As he put it, “It was this perfect storm of raging demand and tight inventory.”

With few good alternatives, renters who might have moved this year have decided to stay put: Almost 62% have renewed their leases, according to RentCafe. That means there is less available inventory in a market that has long suffered from a lack of new housing.


“A lot of renters feel like they’re on a very crowded subway car,” Popov said. “If you have a seat, you might be uncomfortable, but you’re not getting up.”

Joshua Clark, a senior economist at Zillow, said he is stunned by how fast rents have climbed: “There was a heating up, but the fact that we are at these numbers — I would have laughed at myself if I predicted that.”

The forecast does not look good for renters, in the short-term or the long-term. Rising mortgage rates will push some buyers out of the sales market, putting more pressure on the rental market. And as rents climb, even fewer people will move. With no relief in sight for the inventory shortage, renters have few options.

In New York City, Leonard Steinberg, a corporate broker at Compass, said, “I don’t see enough cranes. The best gauge for a city with rentals is: Are they building tall buildings with lots of apartments? I don’t see too many — it’s not enough.”

Economists predict that rents will continue climbing for the next two or three years, but not at the same clip. Push enough renters to the edge of affordability and they will double and triple up, or leave one market in search of a cheaper one.
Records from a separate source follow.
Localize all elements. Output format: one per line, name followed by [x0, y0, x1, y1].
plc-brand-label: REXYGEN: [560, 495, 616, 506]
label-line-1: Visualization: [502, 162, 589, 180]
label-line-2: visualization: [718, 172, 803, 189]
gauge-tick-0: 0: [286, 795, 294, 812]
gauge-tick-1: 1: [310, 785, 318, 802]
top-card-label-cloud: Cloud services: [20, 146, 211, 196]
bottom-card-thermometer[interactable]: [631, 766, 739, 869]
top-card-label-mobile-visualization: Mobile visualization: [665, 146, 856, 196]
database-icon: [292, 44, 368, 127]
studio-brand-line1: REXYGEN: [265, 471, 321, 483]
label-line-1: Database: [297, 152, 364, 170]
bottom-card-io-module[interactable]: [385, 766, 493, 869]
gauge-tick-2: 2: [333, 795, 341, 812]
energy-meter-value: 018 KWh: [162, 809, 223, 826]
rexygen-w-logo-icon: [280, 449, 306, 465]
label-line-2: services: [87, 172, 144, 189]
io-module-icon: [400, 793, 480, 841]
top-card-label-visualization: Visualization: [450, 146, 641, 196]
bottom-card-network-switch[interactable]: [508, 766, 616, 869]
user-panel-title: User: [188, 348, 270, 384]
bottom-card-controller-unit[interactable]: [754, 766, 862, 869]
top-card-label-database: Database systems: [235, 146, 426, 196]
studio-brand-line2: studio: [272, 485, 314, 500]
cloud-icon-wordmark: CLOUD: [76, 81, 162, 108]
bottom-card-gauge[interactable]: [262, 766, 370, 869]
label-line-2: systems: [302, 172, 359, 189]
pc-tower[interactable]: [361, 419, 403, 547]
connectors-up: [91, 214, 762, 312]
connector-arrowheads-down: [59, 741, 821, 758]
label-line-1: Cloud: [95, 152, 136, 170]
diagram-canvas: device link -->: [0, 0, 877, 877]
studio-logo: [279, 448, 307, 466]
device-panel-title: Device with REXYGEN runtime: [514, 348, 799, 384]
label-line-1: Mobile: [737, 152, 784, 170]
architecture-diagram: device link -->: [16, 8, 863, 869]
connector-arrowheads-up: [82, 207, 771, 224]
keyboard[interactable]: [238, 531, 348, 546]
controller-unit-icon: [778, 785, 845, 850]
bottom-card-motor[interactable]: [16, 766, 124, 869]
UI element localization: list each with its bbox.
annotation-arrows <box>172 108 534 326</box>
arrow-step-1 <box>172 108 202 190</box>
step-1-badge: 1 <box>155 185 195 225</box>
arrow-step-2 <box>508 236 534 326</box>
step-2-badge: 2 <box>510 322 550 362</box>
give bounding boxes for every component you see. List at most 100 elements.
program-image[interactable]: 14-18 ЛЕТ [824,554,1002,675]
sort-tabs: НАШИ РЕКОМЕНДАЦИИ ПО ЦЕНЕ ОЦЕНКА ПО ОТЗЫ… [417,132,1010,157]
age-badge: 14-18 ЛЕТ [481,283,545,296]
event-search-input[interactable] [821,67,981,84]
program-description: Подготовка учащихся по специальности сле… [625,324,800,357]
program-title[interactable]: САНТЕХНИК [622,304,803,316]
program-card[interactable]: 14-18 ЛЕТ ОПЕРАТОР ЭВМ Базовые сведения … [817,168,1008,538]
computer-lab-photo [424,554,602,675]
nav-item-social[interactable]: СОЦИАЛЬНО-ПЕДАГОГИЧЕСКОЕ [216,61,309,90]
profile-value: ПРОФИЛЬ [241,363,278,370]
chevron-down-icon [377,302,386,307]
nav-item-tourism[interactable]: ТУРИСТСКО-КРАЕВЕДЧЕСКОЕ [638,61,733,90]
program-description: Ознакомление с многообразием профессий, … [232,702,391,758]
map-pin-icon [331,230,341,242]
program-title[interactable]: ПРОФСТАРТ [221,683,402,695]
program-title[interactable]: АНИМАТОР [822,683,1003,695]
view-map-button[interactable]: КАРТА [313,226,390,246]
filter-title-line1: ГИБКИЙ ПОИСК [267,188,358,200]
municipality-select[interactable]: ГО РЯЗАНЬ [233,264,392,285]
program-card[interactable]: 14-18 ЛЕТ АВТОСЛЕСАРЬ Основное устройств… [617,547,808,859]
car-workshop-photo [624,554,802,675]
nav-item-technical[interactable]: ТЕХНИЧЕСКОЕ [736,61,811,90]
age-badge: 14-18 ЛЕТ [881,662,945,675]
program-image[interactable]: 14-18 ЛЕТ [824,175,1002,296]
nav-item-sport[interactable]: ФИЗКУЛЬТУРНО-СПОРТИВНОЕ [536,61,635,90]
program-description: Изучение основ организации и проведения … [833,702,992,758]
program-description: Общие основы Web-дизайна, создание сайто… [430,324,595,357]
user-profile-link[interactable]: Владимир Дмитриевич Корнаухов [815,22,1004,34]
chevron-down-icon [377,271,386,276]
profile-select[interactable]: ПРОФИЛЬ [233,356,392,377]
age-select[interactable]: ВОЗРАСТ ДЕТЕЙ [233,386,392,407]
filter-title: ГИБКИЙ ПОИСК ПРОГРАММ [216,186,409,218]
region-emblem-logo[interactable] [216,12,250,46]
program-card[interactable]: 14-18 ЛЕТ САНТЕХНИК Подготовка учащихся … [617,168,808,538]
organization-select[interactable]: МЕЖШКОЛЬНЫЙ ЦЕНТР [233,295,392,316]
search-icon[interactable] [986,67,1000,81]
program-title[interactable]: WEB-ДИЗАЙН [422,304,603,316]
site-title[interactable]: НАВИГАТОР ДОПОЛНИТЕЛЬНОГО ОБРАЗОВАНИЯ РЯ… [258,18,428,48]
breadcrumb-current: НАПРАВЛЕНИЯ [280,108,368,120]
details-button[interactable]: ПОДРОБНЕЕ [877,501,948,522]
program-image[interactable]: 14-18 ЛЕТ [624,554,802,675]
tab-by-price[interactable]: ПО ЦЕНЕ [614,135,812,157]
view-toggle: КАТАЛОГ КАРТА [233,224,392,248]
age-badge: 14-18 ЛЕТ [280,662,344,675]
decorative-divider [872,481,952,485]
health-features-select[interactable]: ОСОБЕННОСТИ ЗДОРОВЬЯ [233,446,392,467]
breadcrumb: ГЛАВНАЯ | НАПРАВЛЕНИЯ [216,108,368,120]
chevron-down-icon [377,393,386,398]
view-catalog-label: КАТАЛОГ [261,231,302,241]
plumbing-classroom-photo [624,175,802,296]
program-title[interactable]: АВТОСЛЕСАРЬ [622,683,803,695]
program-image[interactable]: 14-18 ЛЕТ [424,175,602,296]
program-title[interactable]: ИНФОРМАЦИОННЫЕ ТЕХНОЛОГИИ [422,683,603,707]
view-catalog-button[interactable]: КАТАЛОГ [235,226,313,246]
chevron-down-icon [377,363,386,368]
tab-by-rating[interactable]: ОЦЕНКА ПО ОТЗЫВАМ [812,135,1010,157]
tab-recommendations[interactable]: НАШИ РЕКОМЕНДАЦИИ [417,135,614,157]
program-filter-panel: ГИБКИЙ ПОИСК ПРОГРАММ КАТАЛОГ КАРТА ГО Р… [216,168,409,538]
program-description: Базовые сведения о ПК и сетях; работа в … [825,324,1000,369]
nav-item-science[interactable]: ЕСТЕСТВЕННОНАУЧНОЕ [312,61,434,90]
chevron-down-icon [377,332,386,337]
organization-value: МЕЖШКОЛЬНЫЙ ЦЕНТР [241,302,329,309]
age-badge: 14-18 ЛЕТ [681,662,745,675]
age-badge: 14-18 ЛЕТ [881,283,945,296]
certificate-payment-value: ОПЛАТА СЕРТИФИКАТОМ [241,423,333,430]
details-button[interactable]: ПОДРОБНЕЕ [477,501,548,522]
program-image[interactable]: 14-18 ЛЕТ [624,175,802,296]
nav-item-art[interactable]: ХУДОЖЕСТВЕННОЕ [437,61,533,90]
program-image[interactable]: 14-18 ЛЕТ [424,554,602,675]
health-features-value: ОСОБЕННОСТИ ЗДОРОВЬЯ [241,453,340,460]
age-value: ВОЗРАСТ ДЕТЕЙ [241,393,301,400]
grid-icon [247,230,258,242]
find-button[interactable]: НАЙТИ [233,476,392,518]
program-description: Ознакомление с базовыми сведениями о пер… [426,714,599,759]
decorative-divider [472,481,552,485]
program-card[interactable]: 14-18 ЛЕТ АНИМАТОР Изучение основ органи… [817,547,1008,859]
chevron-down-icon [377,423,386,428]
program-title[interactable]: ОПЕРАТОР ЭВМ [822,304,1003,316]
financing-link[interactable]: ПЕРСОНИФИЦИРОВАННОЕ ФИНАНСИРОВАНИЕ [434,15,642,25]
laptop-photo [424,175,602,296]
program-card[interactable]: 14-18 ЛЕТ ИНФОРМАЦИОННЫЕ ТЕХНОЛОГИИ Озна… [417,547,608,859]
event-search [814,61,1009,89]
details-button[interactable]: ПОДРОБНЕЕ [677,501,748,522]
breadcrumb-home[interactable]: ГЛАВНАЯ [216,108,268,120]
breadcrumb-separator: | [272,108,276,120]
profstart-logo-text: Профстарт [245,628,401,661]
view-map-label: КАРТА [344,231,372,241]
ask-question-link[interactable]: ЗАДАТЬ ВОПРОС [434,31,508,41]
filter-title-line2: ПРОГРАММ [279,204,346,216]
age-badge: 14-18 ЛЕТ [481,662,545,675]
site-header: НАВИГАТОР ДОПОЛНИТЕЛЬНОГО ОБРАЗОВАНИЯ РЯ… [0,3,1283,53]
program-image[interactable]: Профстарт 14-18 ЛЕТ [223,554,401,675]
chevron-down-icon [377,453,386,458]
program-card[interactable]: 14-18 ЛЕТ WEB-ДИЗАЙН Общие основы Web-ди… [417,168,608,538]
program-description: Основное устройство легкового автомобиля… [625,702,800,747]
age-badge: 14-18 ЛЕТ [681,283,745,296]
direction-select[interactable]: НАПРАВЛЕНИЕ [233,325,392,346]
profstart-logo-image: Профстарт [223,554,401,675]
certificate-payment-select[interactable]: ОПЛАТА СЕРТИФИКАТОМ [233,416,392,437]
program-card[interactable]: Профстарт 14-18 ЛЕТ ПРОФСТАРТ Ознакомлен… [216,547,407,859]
“The breakneck pace that we were on in 2021 is just not sustainable,” Popov said. “We’re already starting to see renters respond to that in terms of more searches with roommates.”

So what should renters do? If you can renew your lease, even at a higher rent, the odds are that will be cheaper than moving. You could consider taking on roommates, or looking at cheaper neighborhoods. But none of the options are pleasant, and no one has a crystal ball to predict what the future holds.

“The major X factor is going to be what is happening in the rest of the economy,” Popov said. “If we start to see major shifts in the economy, then all bets are off and we’re in a new world.”